Dicho sea de paso, hay sobradas pruebas de la afección filial de J. J. y G. P. en su cálida correspondencia. En una de sus cartas más emotivas, se lee esta efusión de G. P.:
Estimado Padre:
Dado un triángulo esférico de lados ABC…
[Y, tras tres páginas densamente escritas del mismo tenor,]
TU HIJO, GEORGE
Así, pues, ahora el electrón lleva asociada una onda, esté encerrado en un átomo o viaje por una válvula de vacío. Pero ¿en qué consiste ese electrón que hace ondas?
Si Rutherford era el experimentador prototípico, Werner Heisenberg (1901-1976) tiene todas las cualidades para que se le considere su homólogo teórico. Habría satisfecho la definición que I. I. Rabi daba de un teórico: uno «que no sabe atarse los cordones de los zapatos». Heisenberg fue uno de los estudiantes más brillantes de Europa, y sin embargo estuvo a punto de suspender su examen oral de doctorado en la Universidad de Munich; a uno de sus examinadores, Wilhelm Wien, pionero en el estudio de los cuerpos negros, le cayó mal. Wien empezó por preguntarle cuestiones prácticas, como esta: ¿Cómo funciona una batería? Heisenberg no tenía ni idea. Wien, tras achicharrarle con más preguntas sobre cuestiones experimentales, quiso catearlo. Quienes tenían la cabeza más fría prevalecieron, y Heisenberg salió con el equivalente a un aprobado: un acuerdo de caballeros.
Su padre fue profesor de griego en Munich; de adolescente, Heisenberg leyó el
Timeo
, donde se encuentra toda la teoría atómica de Platón. Heisenberg pensó que Platón estaba chiflado —sus «átomos» eran pequeños cubos y pirámides—, pero le apasionó el supuesto básico de Platón: no se podrá entender el universo hasta que no se conozcan los componentes menores de la materia. El joven Heisenberg decidió que dedicaría su vida a estudiar las menores partículas de la materia.
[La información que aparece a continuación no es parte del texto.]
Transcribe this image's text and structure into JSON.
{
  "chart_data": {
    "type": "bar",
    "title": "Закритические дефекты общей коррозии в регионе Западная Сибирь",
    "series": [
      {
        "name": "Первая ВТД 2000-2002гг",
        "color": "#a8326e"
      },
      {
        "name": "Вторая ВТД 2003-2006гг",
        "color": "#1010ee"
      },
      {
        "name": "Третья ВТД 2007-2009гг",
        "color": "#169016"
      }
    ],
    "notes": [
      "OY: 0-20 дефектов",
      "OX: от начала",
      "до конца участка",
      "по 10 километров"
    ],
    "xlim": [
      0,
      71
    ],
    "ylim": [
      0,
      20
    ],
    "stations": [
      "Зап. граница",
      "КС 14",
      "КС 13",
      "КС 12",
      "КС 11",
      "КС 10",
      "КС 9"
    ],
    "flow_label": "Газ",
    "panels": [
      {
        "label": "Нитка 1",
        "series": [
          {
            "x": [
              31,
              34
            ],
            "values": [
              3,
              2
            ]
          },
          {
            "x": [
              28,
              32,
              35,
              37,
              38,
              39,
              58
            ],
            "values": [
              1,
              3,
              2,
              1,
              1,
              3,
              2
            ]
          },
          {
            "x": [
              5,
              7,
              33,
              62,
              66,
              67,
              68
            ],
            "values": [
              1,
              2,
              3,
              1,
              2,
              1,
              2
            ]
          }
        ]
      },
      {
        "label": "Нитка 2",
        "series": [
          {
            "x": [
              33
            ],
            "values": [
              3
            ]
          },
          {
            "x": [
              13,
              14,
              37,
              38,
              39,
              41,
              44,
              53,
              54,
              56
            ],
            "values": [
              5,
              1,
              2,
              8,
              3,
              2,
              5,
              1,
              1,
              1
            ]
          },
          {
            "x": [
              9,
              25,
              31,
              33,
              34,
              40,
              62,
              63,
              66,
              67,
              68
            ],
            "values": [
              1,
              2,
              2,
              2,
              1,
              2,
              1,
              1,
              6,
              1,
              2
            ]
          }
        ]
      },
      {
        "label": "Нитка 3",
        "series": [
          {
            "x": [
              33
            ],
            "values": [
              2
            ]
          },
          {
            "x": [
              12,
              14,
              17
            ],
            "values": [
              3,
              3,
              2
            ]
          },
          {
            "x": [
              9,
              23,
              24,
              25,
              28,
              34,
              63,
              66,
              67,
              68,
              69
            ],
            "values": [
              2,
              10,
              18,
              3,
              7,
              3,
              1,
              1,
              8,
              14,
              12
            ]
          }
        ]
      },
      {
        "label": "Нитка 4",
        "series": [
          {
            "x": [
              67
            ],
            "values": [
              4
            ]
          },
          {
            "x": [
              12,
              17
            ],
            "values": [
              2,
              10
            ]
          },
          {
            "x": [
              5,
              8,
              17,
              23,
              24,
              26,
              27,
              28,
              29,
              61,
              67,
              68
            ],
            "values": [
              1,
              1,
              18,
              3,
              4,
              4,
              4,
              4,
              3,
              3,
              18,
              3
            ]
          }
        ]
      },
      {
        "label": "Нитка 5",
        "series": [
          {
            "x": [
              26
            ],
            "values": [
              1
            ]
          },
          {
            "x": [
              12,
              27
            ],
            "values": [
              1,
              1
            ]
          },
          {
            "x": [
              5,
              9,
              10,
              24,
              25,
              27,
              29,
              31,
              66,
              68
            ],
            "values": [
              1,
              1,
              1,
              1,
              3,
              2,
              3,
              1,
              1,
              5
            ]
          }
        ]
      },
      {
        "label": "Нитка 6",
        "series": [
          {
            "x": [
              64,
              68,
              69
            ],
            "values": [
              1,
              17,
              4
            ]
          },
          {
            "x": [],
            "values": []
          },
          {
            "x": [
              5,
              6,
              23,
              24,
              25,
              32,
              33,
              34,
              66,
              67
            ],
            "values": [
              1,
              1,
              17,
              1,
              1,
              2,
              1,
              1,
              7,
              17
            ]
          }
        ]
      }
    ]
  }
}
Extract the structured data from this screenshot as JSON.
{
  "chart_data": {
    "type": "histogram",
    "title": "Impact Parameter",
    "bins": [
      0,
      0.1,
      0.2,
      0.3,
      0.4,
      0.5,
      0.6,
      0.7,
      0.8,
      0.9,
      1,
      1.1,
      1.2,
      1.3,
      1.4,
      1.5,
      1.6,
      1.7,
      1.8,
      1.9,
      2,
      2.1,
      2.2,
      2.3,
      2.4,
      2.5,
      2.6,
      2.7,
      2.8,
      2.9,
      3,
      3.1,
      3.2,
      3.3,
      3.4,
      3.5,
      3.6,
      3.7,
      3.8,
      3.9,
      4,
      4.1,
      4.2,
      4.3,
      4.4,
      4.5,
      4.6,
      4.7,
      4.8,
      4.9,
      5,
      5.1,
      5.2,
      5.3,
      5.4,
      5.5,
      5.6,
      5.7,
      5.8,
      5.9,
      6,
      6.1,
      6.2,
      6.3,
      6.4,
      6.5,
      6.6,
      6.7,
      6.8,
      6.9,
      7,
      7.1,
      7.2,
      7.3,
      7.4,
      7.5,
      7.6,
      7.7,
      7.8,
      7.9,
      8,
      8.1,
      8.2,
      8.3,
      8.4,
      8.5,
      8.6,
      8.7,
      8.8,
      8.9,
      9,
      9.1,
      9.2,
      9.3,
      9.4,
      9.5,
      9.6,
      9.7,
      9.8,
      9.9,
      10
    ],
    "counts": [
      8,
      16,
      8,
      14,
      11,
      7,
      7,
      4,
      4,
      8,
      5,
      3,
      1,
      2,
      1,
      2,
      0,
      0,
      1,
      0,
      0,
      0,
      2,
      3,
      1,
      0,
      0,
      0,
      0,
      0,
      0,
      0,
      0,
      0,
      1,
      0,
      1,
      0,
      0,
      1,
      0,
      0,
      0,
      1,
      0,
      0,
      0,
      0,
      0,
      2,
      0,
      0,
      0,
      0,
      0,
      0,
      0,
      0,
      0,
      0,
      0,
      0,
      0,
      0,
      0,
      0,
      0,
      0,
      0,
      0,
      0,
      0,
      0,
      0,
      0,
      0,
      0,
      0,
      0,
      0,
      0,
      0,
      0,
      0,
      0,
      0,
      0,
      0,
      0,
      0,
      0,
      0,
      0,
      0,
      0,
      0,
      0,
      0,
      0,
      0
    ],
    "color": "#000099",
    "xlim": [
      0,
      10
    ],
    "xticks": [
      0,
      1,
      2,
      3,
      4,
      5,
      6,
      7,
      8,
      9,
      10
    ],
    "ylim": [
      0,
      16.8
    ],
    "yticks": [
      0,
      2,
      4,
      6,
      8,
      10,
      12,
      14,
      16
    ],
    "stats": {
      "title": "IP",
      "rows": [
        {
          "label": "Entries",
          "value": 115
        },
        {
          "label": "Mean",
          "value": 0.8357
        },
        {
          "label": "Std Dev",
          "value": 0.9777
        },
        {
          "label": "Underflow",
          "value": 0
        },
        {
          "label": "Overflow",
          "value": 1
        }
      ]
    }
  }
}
Heisenberg probó con ganas hacerse una imagen mental del átomo de Rutherford-Bohr, pero no sacó nada en limpio. Las órbitas electrónicas de Bohr no se parecían a nada que pudiese imaginar. El pequeño, hermoso átomo que sería el logotipo de la Comisión de Energía Atómica durante tantos años —un núcleo circundado por órbitas con radios «mágicos» donde los electrones no radian— carecía del menor sentido. Heisenberg vio que las órbitas de Bohr no eran más que construcciones artificiales que servían para que los números saliesen bien y librarse o (mejor) burlar las objeciones clásicas al modelo atómico de Rutherford. Pero ¿eran reales esas órbitas? No. La teoría cuántica de Bohr no se había despojado hasta donde era necesario del bagaje de la física clásica. La única forma de que el espacio atómico permitiese sólo ciertas órbitas requería una proposición más radical. Heisenberg acabó por caer en la cuenta de que este nuevo átomo no era visualizable en absoluto. Concibió una guía firme: no trates de nada que no se pueda medir. Las órbitas no se podían medir. Pero las líneas espectrales sí. Heisenberg escribió una teoría llamada «mecánica de matrices», basada en unas formas matemáticas, las matrices. Sus métodos eran difíciles matemáticamente, y aún era más difícil visualizarlos, pero estaba claro que había logrado una mejora de gran fuste de la vieja teoría de Bohr. Con el tiempo, la mecánica de matrices repitió todos los triunfos de la teoría de Bohr sin recurrir a radios mágicos arbitrarios. Y además las matrices de Heisenberg obtuvieron nuevos éxitos donde la vieja teoría había fracasado. Pero a los físicos les parecía que las matrices eran difíciles de usar.